A few days went by, and I finally had time to jump the first hurdle; re-wetting the barrel. In the year since my last barrel-aged tea endeavor, the wood on the barrel had shrunk. Meaning, any liquid I poured into it would leak right through the cracks.
I consulted a tea pal – TJ Williams of World Tea Podcast – who had also done some micro-barreled teas of his own. He said that I had to submerge the barrel in water for about a day, and then let it dry for eight hours. That would allow enough time for the wood to re-expand.
I procured a bucket from The Dollar Tree, filled it with water, and plopped the barrel in.
Once a day had passed, I let it sit out while I was away at work. Upon returning that night, it seemed good and dry. I gave it a water test, just to be sure. No leakage. It was time to fill it with booze.
The barrel took roughly a liter and a half of liquor. To be on the safe side, though, I stuck the barrel back in the bucket, just in case there was residual leakage. The smell of gasoline permeated my room. The entire area around the bucket reeked of a distillery. In short, a very pleasantly peaty smell.
Another week went by, and I enlisted my brother’s help for the next bit. We had to drain the barrel, and put the booze back in the bottles. Following that, I was going to stuff the puerh leaves in. Luckily, my bro had a siphon of sorts for the job.
Next, I jammed the barrel with as many leaves as I could.
Their smells intermingled – plum danced with peat in their oak prison.
A few days passed before I peered in the barrel to see what was happening. My eyes widened. The leaves felt fresh, like they’d just been picked from trees. Whatever moisture was still left in the wood, the puerh leaves soaked it all up.
I texted my brother, and told him we needed to dump the leaves as soon as possible. The intent was to wait a full week, but they were ready now . . . –ish. Thursday of that week – six days after we barreled the leaves – we gave ‘em a flash-dry.
When I arrived at my brother’s house, he pulled out a cooking tray and wrapped it in tinfoil. We dumped the fresh-seeming leaves out and spread ‘em as thinly as possible.
They smelled quite strongly of booze.
We, then, stuck them in his stove, and did a pre-heat at 150F for fifteen minutes. It was around the same timeframe I gave barrel-aged black tea. I figured that was plenty of time to dry out the leaves without cooking away the flavor.
The timer dinged, and we removed the tray. The leaves still felt slightly wet. They went back in for another three-or-so minutes. Ding! again, and we took the tray out. I nodded and said they were dry.
My brother got out two clear cups, put some leaves in each, and we decided to test-drive this Misty “Peat” puerh – grandpa style.

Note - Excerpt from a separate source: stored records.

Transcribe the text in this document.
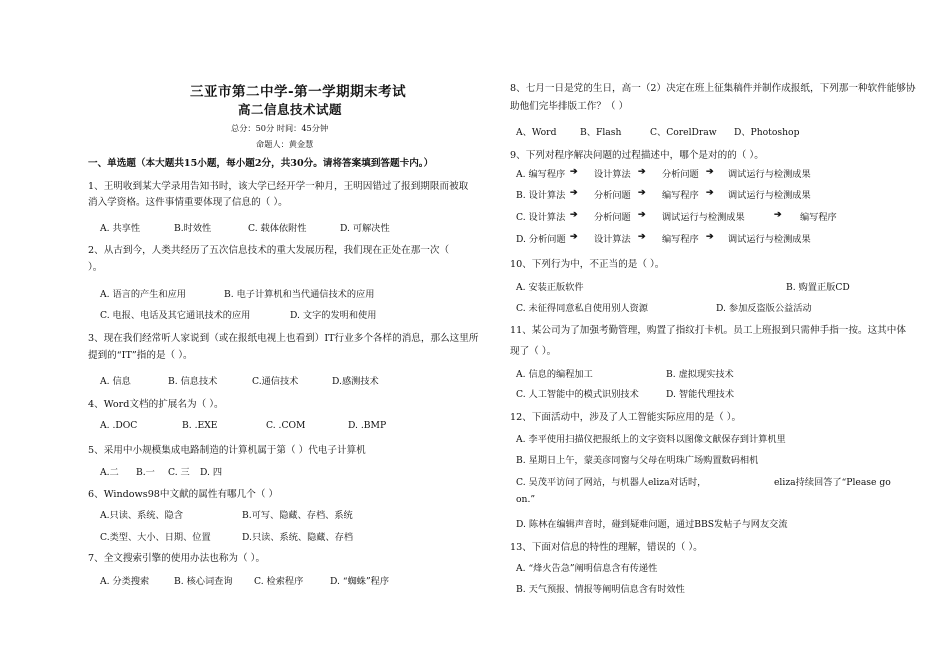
三亚市第二中学-第一学期期末考试
高二信息技术试题
总分：50分 时间：45分钟
命题人：黄金慧
一、单选题（本大题共15小题，每小题2分，共30分。请将答案填到答题卡内。）
1、王明收到某大学录用告知书时，该大学已经开学一种月，王明因错过了报到期限而被取
消入学资格。这件事情重要体现了信息的（ ）。
A. 共享性	B.时效性	C. 载体依附性	D. 可解决性
2、从古到今，人类共经历了五次信息技术的重大发展历程，我们现在正处在那一次（
）。
A. 语言的产生和应用	B. 电子计算机和当代通信技术的应用
C. 电报、电话及其它通讯技术的应用	D. 文字的发明和使用
3、现在我们经常听人家说到（或在报纸电视上也看到）IT行业多个各样的消息，那么这里所
提到的“IT”指的是（ ）。
A. 信息	B. 信息技术	C.通信技术	D.感测技术
4、Word文档的扩展名为（ ）。
A. .DOC	B. .EXE	C. .COM	D. .BMP
5、采用中小规模集成电路制造的计算机属于第（ ）代电子计算机
A.二 B.一 C. 三 D. 四
6、Windows98中文献的属性有哪几个（ ）
A.只读、系统、隐含	B.可写、隐藏、存档、系统
C.类型、大小、日期、位置	D.只读、系统、隐藏、存档
7、全文搜索引擎的使用办法也称为（ ）。
A. 分类搜索	B. 核心词查询 C. 检索程序	D. “蜘蛛”程序
8、七月一日是党的生日，高一（2）决定在班上征集稿件并制作成报纸，下列那一种软件能够协
助他们完毕排版工作？（ ）
A、Word	B、Flash	C、CorelDraw D、Photoshop
9、下列对程序解决问题的过程描述中，哪个是对的的（ ）。
A. 编写程序 ➔ 设计算法 ➔ 分析问题 ➔ 调试运行与检测成果
B. 设计算法 ➔ 分析问题 ➔ 编写程序 ➔ 调试运行与检测成果
C. 设计算法 ➔ 分析问题 ➔ 调试运行与检测成果	➔ 编写程序
D. 分析问题 ➔ 设计算法 ➔ 编写程序 ➔ 调试运行与检测成果
10、下列行为中，不正当的是（ ）。
A. 安装正版软件	B. 购置正版CD
C. 未征得同意私自使用别人资源	D. 参加反盗版公益活动
11、某公司为了加强考勤管理，购置了指纹打卡机。员工上班报到只需伸手指一按。这其中体
现了（ ）。
A. 信息的编程加工	B. 虚拟现实技术
C. 人工智能中的模式识别技术	D. 智能代理技术
12、下面活动中，涉及了人工智能实际应用的是（ ）。
A. 李平使用扫描仪把报纸上的文字资料以图像文献保存到计算机里
B. 星期日上午，蒙美彦同窗与父母在明珠广场购置数码相机
C. 吴茂平访问了网站，与机器人eliza对话时，	eliza持续回答了“Please go
on.”
D. 陈林在编辑声音时，碰到疑难问题，通过BBS发帖子与网友交流
13、下面对信息的特性的理解，错误的（ ）。
A. “烽火告急”阐明信息含有传递性
B. 天气预报、情报等阐明信息含有时效性
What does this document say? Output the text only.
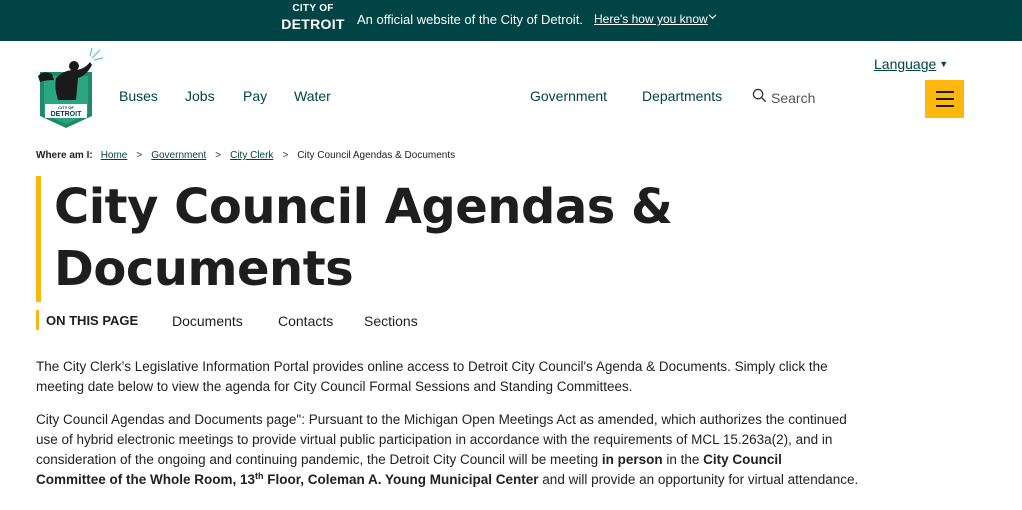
CITY OF
DETROIT An official website of the City of Detroit. Here's how you know
CITY OF
DETROIT
Buses Jobs Pay Water	Government Departments	Search
Language ▼
Where am I: Home > Government > City Clerk > City Council Agendas & Documents
City Council Agendas &
Documents
ON THIS PAGE Documents	Contacts Sections
The City Clerk’s Legislative Information Portal provides online access to Detroit City Council's Agenda & Documents. Simply click the
meeting date below to view the agenda for City Council Formal Sessions and Standing Committees.
City Council Agendas and Documents page": Pursuant to the Michigan Open Meetings Act as amended, which authorizes the continued
use of hybrid electronic meetings to provide virtual public participation in accordance with the requirements of MCL 15.263a(2), and in
consideration of the ongoing and continuing pandemic, the Detroit City Council will be meeting in person in the City Council
Committee of the Whole Room, 13th Floor, Coleman A. Young Municipal Center and will provide an opportunity for virtual attendance.
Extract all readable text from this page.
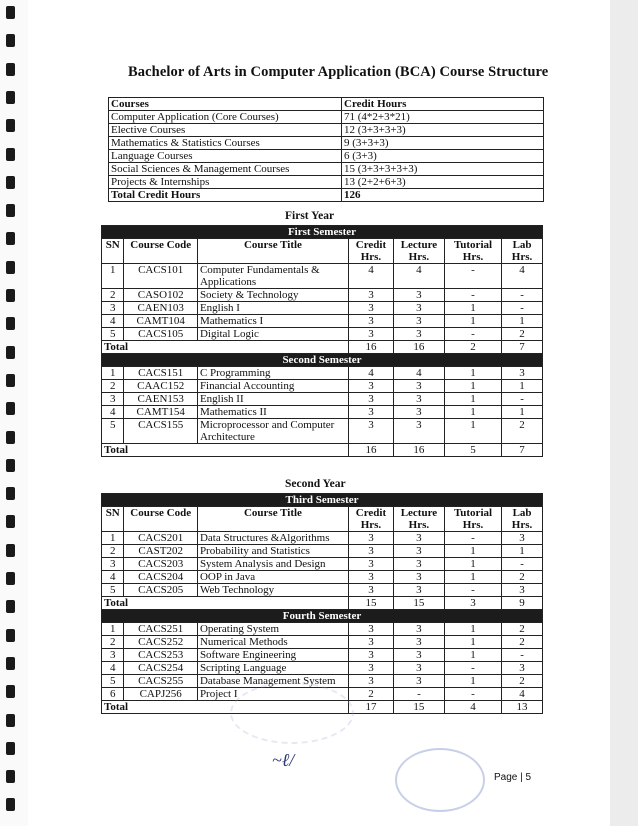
Bachelor of Arts in Computer Application (BCA) Course Structure
Courses	Credit Hours
Computer Application (Core Courses)	71 (4*2+3*21)
Elective Courses	12 (3+3+3+3)
Mathematics & Statistics Courses	9 (3+3+3)
Language Courses	6 (3+3)
Social Sciences & Management Courses	15 (3+3+3+3+3)
Projects & Internships	13 (2+2+6+3)
Total Credit Hours	126
First Year
First Semester						
SN	Course Code	Course Title	Credit Hrs.	Lecture Hrs.	Tutorial Hrs.	Lab Hrs.
1	CACS101	Computer Fundamentals & Applications	4	4	-	4
2	CASO102	Society & Technology	3	3	-	-
3	CAEN103	English I	3	3	1	-
4	CAMT104	Mathematics I	3	3	1	1
5	CACS105	Digital Logic	3	3	-	2
Total			16	16	2	7
Second Semester						
1	CACS151	C Programming	4	4	1	3
2	CAAC152	Financial Accounting	3	3	1	1
3	CAEN153	English II	3	3	1	-
4	CAMT154	Mathematics II	3	3	1	1
5	CACS155	Microprocessor and Computer Architecture	3	3	1	2
Total			16	16	5	7
Second Year
Third Semester						
SN	Course Code	Course Title	Credit Hrs.	Lecture Hrs.	Tutorial Hrs.	Lab Hrs.
1	CACS201	Data Structures &Algorithms	3	3	-	3
2	CAST202	Probability and Statistics	3	3	1	1
3	CACS203	System Analysis and Design	3	3	1	-
4	CACS204	OOP in Java	3	3	1	2
5	CACS205	Web Technology	3	3	-	3
Total			15	15	3	9
Fourth Semester						
1	CACS251	Operating System	3	3	1	2
2	CACS252	Numerical Methods	3	3	1	2
3	CACS253	Software Engineering	3	3	1	-
4	CACS254	Scripting Language	3	3	-	3
5	CACS255	Database Management System	3	3	1	2
6	CAPJ256	Project I	2	-	-	4
Total			17	15	4	13
~ℓ/
Page | 5
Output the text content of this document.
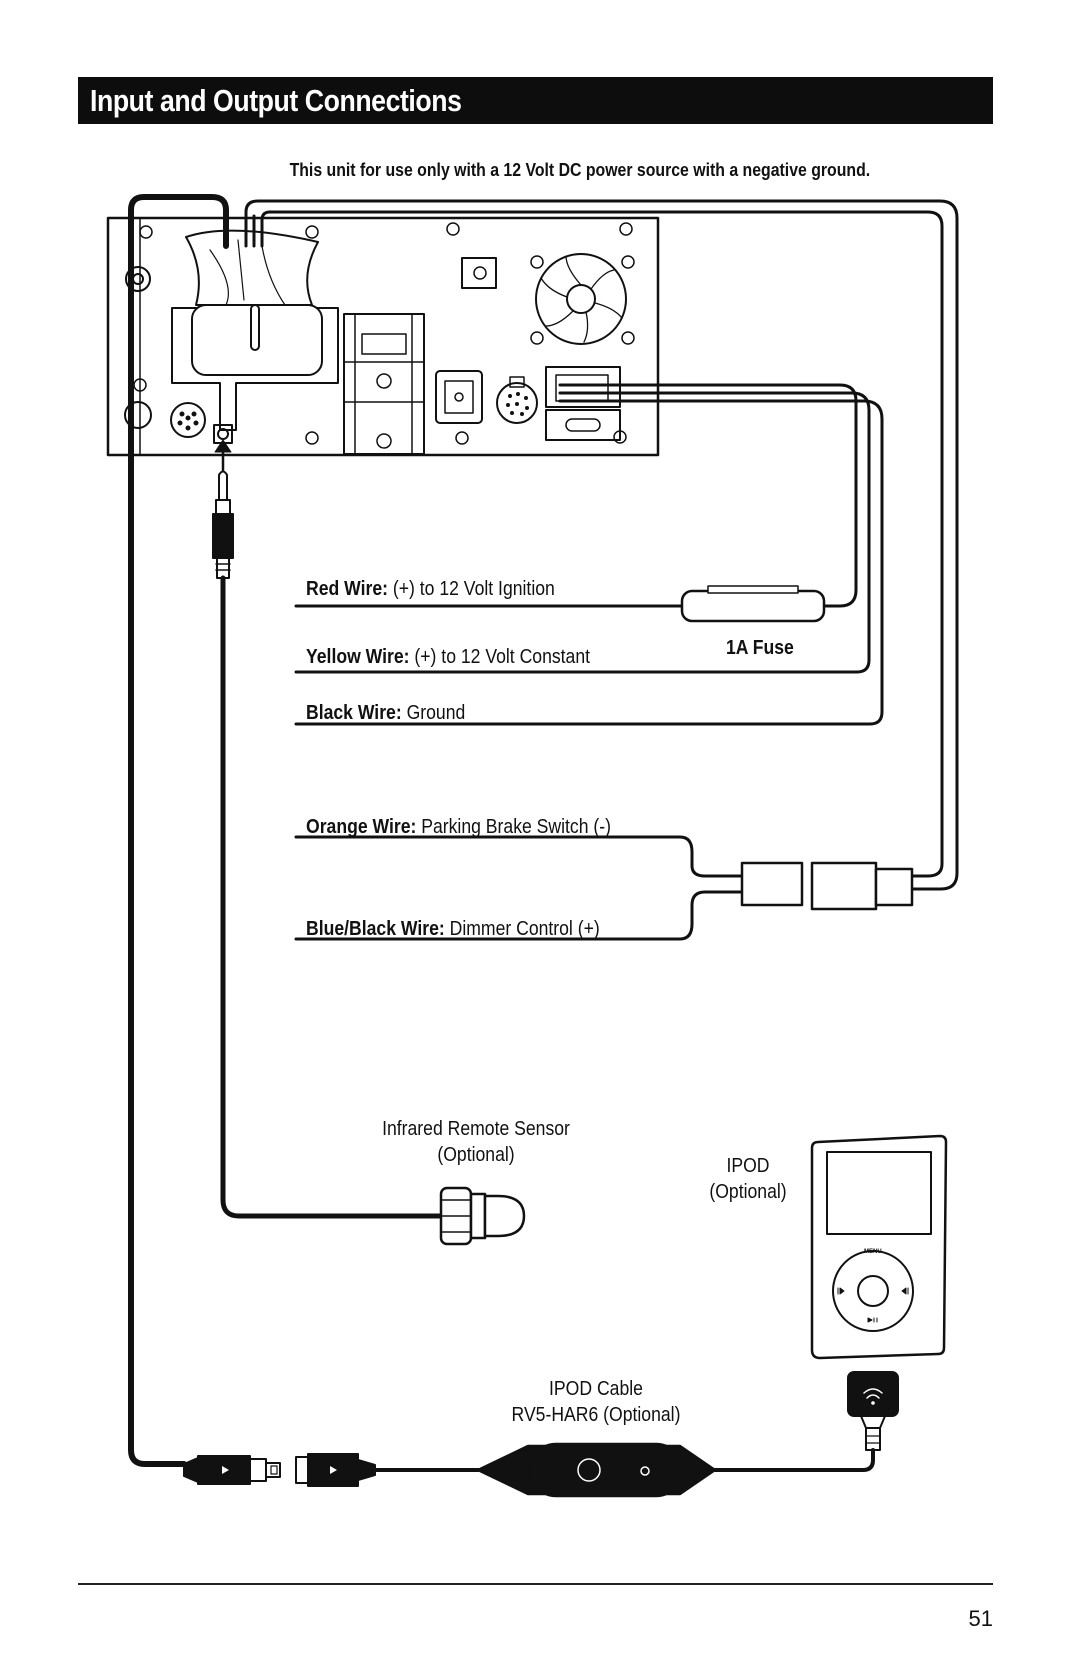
Input and Output Connections
This unit for use only with a 12 Volt DC power source with a negative ground.
Red Wire: (+) to 12 Volt Ignition
1A Fuse
Yellow Wire: (+) to 12 Volt Constant
Black Wire: Ground
Orange Wire: Parking Brake Switch (-)
Blue/Black Wire: Dimmer Control (+)
Infrared Remote Sensor
(Optional)	IPOD
(Optional)
MENU
IPOD Cable
RV5-HAR6 (Optional)
51
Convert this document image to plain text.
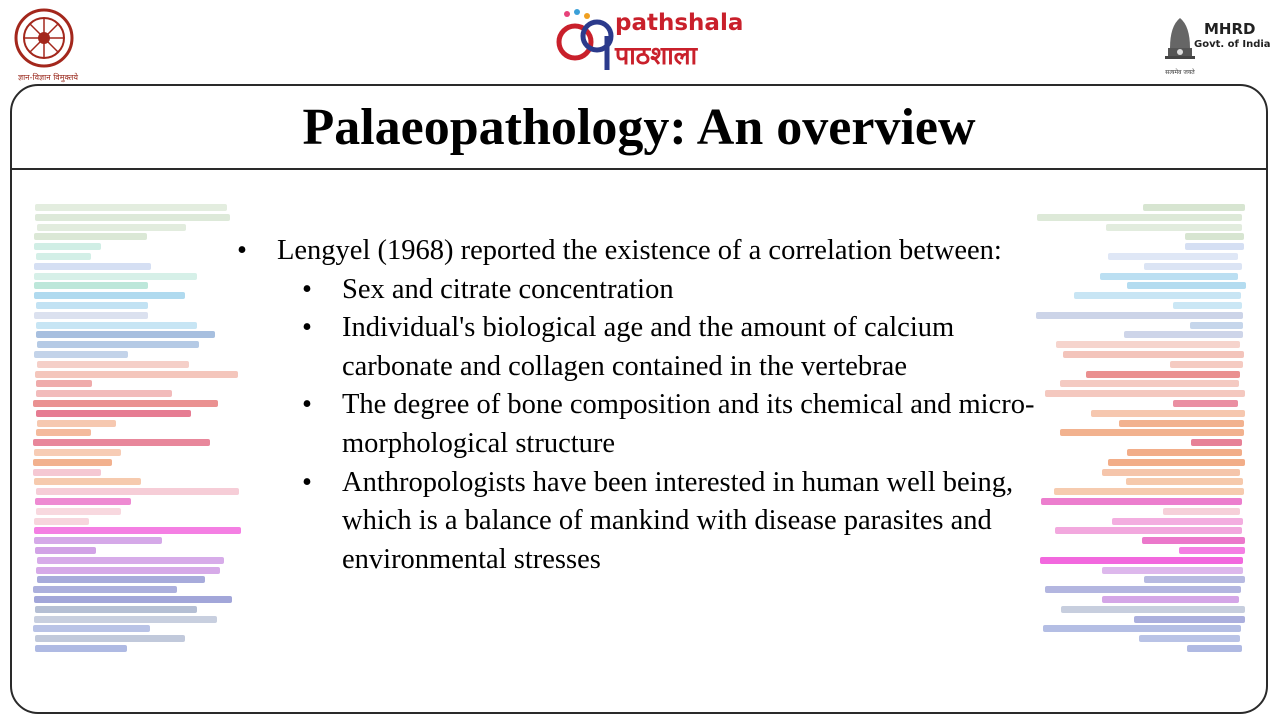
ज्ञान-विज्ञान विमुक्तये
pathshala
पाठशाला
MHRD
Govt. of India
सत्यमेव जयते
Palaeopathology: An overview
• Lengyel (1968) reported the existence of a correlation between:
• Sex and citrate concentration
• Individual's biological age and the amount of calcium carbonate and collagen contained in the vertebrae
• The degree of bone composition and its chemical and micro- morphological structure
• Anthropologists have been interested in human well being, which is a balance of mankind with disease parasites and environmental stresses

The bourbon notes were front, center and strong. My brother even commented that it tasted like eggnog – the liquor-laced kind – and added that he felt a tingling on his tongue. I didn’t get any of that, but it sure tasted boozy.
I declared the experiment a success . . . but I was wrong.
So. Very. Wrong.
Continued in Part 2.
I love your determination to make this happen. It is very cool to see the process. Also confirms I may not be cut out to try this myself. 🙂
It actually isn’t a lot of work, once you get the process down. Obviously . . . I don’t have the process down.